Stem cells from human exfoliated deciduous teeth ameliorate concanavalin A-induced autoimmune hepatitis by protecting hepatocytes from apoptosis

Figure 1 Pretreatment with stem cells from human exfoliated deciduous teeth alleviates concanavalin A-induced acute liver injury in mice. A: Mice were subjected to intravenous injections with stem cells from human exfoliated deciduous teeth cells (1 × 10⁶) 7 d prior to a concanavalin A (20 mg/kg) challenge. Mice were sacrificed 1 d after injection; B: Levels of serum alanine aminotransferase; C: Levels of serum aspartate aminotransferase; D: Anatomical examination and hematoxylin-eosin staining showing necrotic area in the three groups. Arrows indicate massive cell death in the liver section; E: Percentage of liver tissue necrotic areas. Scale bars = 200 μm. ^aP < 0.05; ^bP < 0.01; n ≥ 3.

Figure 2 Pretreatment with stem cells from human exfoliated deciduous teeth reduces inflammation in concanavalin A-induced hepatitis. A: CD3⁺ and CD4⁺ T cell expression in liver tissues; B: Quantitative analysis of the number of CD3⁺ T cells; C: Quantitative analysis of the number of CD4⁺ T cells; D: Tumor necrosis factor-alpha (TNF-α) and interferon-gamma (IFN-γ) expression in liver tissues; E: Quantitative analysis of the number of TNF-α⁺ cells; F: Quantitative analysis of the number of IFN-γ⁺ cells; G: Serum TNF-α levels; H: Serum IFN-γ levels. Arrows indicate positive cells in the liver section; I: Th1 cells detected by flow cytometry; J: Quantitative analysis of the percentage of CD4⁺ IFN-γ⁺ T cells; Scale bars = 100 μm. ^aP < 0.05; ^bP < 0.01; n ≥ 3.

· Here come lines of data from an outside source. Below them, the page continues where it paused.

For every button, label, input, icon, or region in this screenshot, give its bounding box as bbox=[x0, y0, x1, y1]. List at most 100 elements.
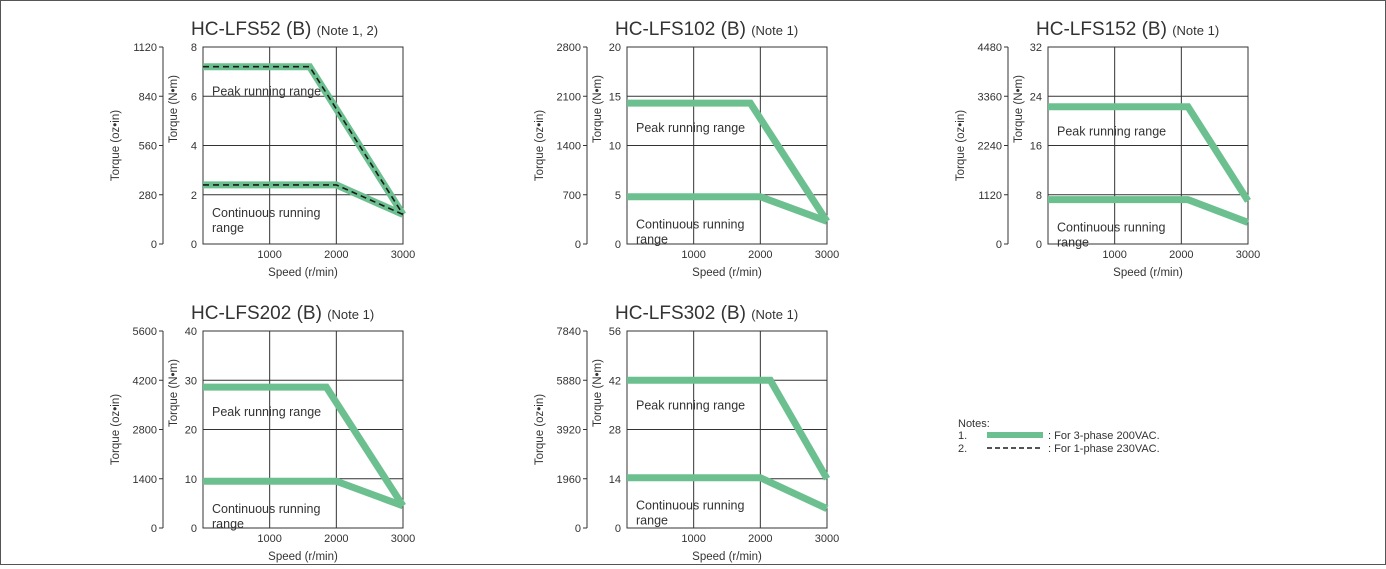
plot-border bbox=[626, 46, 828, 245]
tick-label-x: 2000 bbox=[1169, 249, 1193, 261]
tick-label-ozin: 2100 bbox=[557, 91, 581, 103]
tick-label-nm: 20 bbox=[185, 425, 197, 437]
tick-label-ozin: 0 bbox=[151, 523, 157, 535]
legend-text: : For 1-phase 230VAC. bbox=[1048, 443, 1160, 455]
peak-range-label: Peak running range bbox=[636, 398, 745, 412]
tick-label-ozin: 1120 bbox=[133, 42, 157, 54]
tick-label-ozin: 3920 bbox=[557, 425, 581, 437]
tick-label-ozin: 2800 bbox=[557, 42, 581, 54]
tick-label-nm: 24 bbox=[1030, 91, 1042, 103]
chart-title: HC-LFS202 (B) (Note 1) bbox=[191, 303, 374, 324]
tick-label-nm: 0 bbox=[615, 239, 621, 251]
plot-border bbox=[202, 330, 404, 529]
y-axis-label-nm: Torque (N•m) bbox=[1013, 75, 1025, 143]
torque-curve-3phase bbox=[203, 477, 405, 510]
tick-label-x: 2000 bbox=[324, 249, 348, 261]
continuous-range-label: Continuous running bbox=[212, 502, 320, 516]
x-axis-label: Speed (r/min) bbox=[692, 267, 762, 279]
tick-label-nm: 4 bbox=[191, 141, 197, 153]
x-axis-label: Speed (r/min) bbox=[268, 551, 338, 563]
tick-label-ozin: 4200 bbox=[133, 375, 157, 387]
continuous-range-label: Continuous running bbox=[636, 218, 744, 232]
tick-label-ozin: 5600 bbox=[133, 326, 157, 338]
notes-title: Notes: bbox=[958, 418, 990, 430]
torque-curve-3phase bbox=[1048, 103, 1251, 203]
tick-label-ozin: 1960 bbox=[557, 474, 581, 486]
chart-5: HC-LFS302 (B) (Note 1) 0 14 28 42 56 0 1960 3920… bbox=[534, 303, 839, 563]
chart-1: HC-LFS52 (B) (Note 1, 2) 0 2 4 6 8 0 280 560 840 1… bbox=[110, 19, 415, 279]
tick-label-x: 1000 bbox=[257, 249, 281, 261]
chart-2: HC-LFS102 (B) (Note 1) 0 5 10 15 20 0 700 1400 21… bbox=[534, 19, 839, 279]
tick-label-ozin: 840 bbox=[139, 91, 157, 103]
notes-legend: Notes:1.: For 3-phase 200VAC. 2.: For 1-p… bbox=[958, 418, 1160, 455]
chart-note: (Note 1) bbox=[751, 23, 798, 38]
legend-number: 2. bbox=[958, 443, 967, 455]
tick-label-ozin: 1400 bbox=[557, 141, 581, 153]
tick-label-ozin: 3360 bbox=[978, 91, 1002, 103]
tick-label-x: 2000 bbox=[748, 533, 772, 545]
tick-label-x: 3000 bbox=[815, 249, 839, 261]
continuous-range-label: range bbox=[636, 233, 668, 247]
tick-label-nm: 42 bbox=[609, 375, 621, 387]
tick-label-nm: 20 bbox=[609, 42, 621, 54]
tick-label-ozin: 2240 bbox=[978, 141, 1002, 153]
tick-label-x: 3000 bbox=[391, 249, 415, 261]
tick-label-nm: 40 bbox=[185, 326, 197, 338]
x-axis-label: Speed (r/min) bbox=[268, 267, 338, 279]
tick-label-ozin: 0 bbox=[151, 239, 157, 251]
chart-title: HC-LFS52 (B) (Note 1, 2) bbox=[191, 19, 378, 40]
y-axis-label-nm: Torque (N•m) bbox=[592, 359, 604, 427]
continuous-range-label: range bbox=[212, 221, 244, 235]
x-axis-label: Speed (r/min) bbox=[1113, 267, 1183, 279]
torque-curve-3phase bbox=[1048, 196, 1250, 226]
tick-label-nm: 6 bbox=[191, 91, 197, 103]
y-axis-label-ozin: Torque (oz•in) bbox=[955, 110, 967, 181]
chart-note: (Note 1) bbox=[1172, 23, 1219, 38]
chart-title: HC-LFS102 (B) (Note 1) bbox=[615, 19, 798, 40]
tick-label-ozin: 5880 bbox=[557, 375, 581, 387]
y-axis-label-nm: Torque (N•m) bbox=[168, 359, 180, 427]
y-axis-label-nm: Torque (N•m) bbox=[168, 75, 180, 143]
tick-label-nm: 8 bbox=[1036, 190, 1042, 202]
tick-label-ozin: 1120 bbox=[978, 190, 1002, 202]
chart-note: (Note 1, 2) bbox=[317, 23, 378, 38]
torque-curve-3phase bbox=[627, 474, 829, 512]
tick-label-ozin: 560 bbox=[139, 141, 157, 153]
tick-label-ozin: 700 bbox=[563, 190, 581, 202]
plot-border bbox=[1047, 46, 1249, 245]
torque-curve-3phase bbox=[203, 383, 406, 508]
continuous-range-label: range bbox=[212, 517, 244, 531]
tick-label-x: 3000 bbox=[1236, 249, 1260, 261]
torque-curve-1phase bbox=[203, 184, 404, 216]
tick-label-nm: 30 bbox=[185, 375, 197, 387]
tick-label-x: 1000 bbox=[681, 249, 705, 261]
tick-label-nm: 15 bbox=[609, 91, 621, 103]
tick-label-x: 3000 bbox=[391, 533, 415, 545]
chart-title: HC-LFS302 (B) (Note 1) bbox=[615, 303, 798, 324]
y-axis-label-ozin: Torque (oz•in) bbox=[534, 110, 546, 181]
tick-label-ozin: 0 bbox=[996, 239, 1002, 251]
tick-label-nm: 0 bbox=[191, 523, 197, 535]
tick-label-nm: 0 bbox=[1036, 239, 1042, 251]
tick-label-nm: 0 bbox=[615, 523, 621, 535]
peak-range-label: Peak running range bbox=[636, 121, 745, 135]
chart-note: (Note 1) bbox=[751, 307, 798, 322]
tick-label-x: 2000 bbox=[324, 533, 348, 545]
chart-title: HC-LFS152 (B) (Note 1) bbox=[1036, 19, 1219, 40]
tick-label-nm: 32 bbox=[1030, 42, 1042, 54]
continuous-range-label: Continuous running bbox=[212, 206, 320, 220]
torque-curve-1phase bbox=[203, 65, 404, 215]
legend-text: : For 3-phase 200VAC. bbox=[1048, 430, 1160, 442]
peak-range-label: Peak running range bbox=[1057, 125, 1166, 139]
continuous-range-label: Continuous running bbox=[636, 499, 744, 513]
tick-label-ozin: 7840 bbox=[557, 326, 581, 338]
tick-label-ozin: 2800 bbox=[133, 425, 157, 437]
tick-label-x: 1000 bbox=[1102, 249, 1126, 261]
tick-label-nm: 0 bbox=[191, 239, 197, 251]
tick-label-nm: 16 bbox=[1030, 141, 1042, 153]
tick-label-ozin: 0 bbox=[575, 523, 581, 535]
tick-label-nm: 5 bbox=[615, 190, 621, 202]
tick-label-x: 2000 bbox=[748, 249, 772, 261]
tick-label-nm: 14 bbox=[609, 474, 621, 486]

Figure 3 Pretreatment with stem cells from human exfoliated deciduous teeth pretreatment inhibits concanavalin A-induced hepatocyte apoptosis. A: Terminal dUTP nick-end labeling staining of apoptotic cells; B: Semi-quantitative analysis of the percentage of terminal dUTP nick-end labeling⁺ area in liver tissues. Arrows indicate positive cell death in the liver section; C: NCTC-1469 liver cells in the indicated treatment groups. NCTC cells are labeled with PKH26; D: Quantitative analysis of NCTC-1469 liver cell number; E: NCTC cell apoptosis detected by flow cytometry; F: Quantitative analysis of Annexin V⁺PI^- rate; G: Quantitative analysis of Annexin V⁺PI⁺ rate. Scale bars = 100 μm. ^aP < 0.05, ^bP < 0.01, n ≥ 3.

Figure 4 Pretreatment with stem cells from human exfoliated deciduous teeth reduces Caspase3 in concanavalin A-induced hepatitis. A: Caspase3 protein expression in NCTC cells; B: Semi-quantitative analysis of caspase3 protein fluorescence intensity; C: Caspase3 protein expression in liver tissues; D: Quantitative analysis of the number of caspase3⁺ cells. Arrows indicate positive cells in the liver section. Scale bars = 100 μm. ^aP < 0.05, ^bP < 0.01, n ≥ 3.

Figure 5 Pretreatment with stem cells from human exfoliated deciduous teeth reduces nuclear factor-kappa B activation in concanavalin A-induced hepatitis. A: Phosphorylated nuclear factor-kappa B [(p)NF-κB] protein expression in NCTC cells; B: Semi-quantitative analysis of (p)NF-κB protein fluorescence intensity; C: NF-κB protein expression NCTC cells; D: Semi-quantitative analysis of NF-κB protein fluorescence intensity; E: Phosphorylated (p)nuclear factor-kappa B (NF-κB) protein expression in liver tissues; F: Quantitative analysis of the number of NF-κB⁺ cells; G: NF-κB protein expression in liver tissues; H: Quantitative analysis of the number of pNF-κB⁺ cells; I: Immunoprecipitation and immunoblotting analysis of (p)NF-κB and NF-κB levels in different groups. Arrows indicate positive cells in the liver section. Scale bars = 100 μm. ^aP < 0.05, ^bP < 0.01, n ≥ 3.

Figure 6 Schematic of treatment with stem cells from human exfoliated deciduous teeth for concanavalin A-induced hepatitis. In concanavalin A-induced acute liver injury, tumor necrosis factor-alpha and interferon-gamma activate nuclear factor-kappa B and caspase3 to induce hepatocyte apoptosis. Stem cells from human exfoliated deciduous teeth alleviate concanavalin A-induced acute liver injury via hepatocyte apoptotic inhibition, which is mediated by the nuclear factor-kappa B pathway.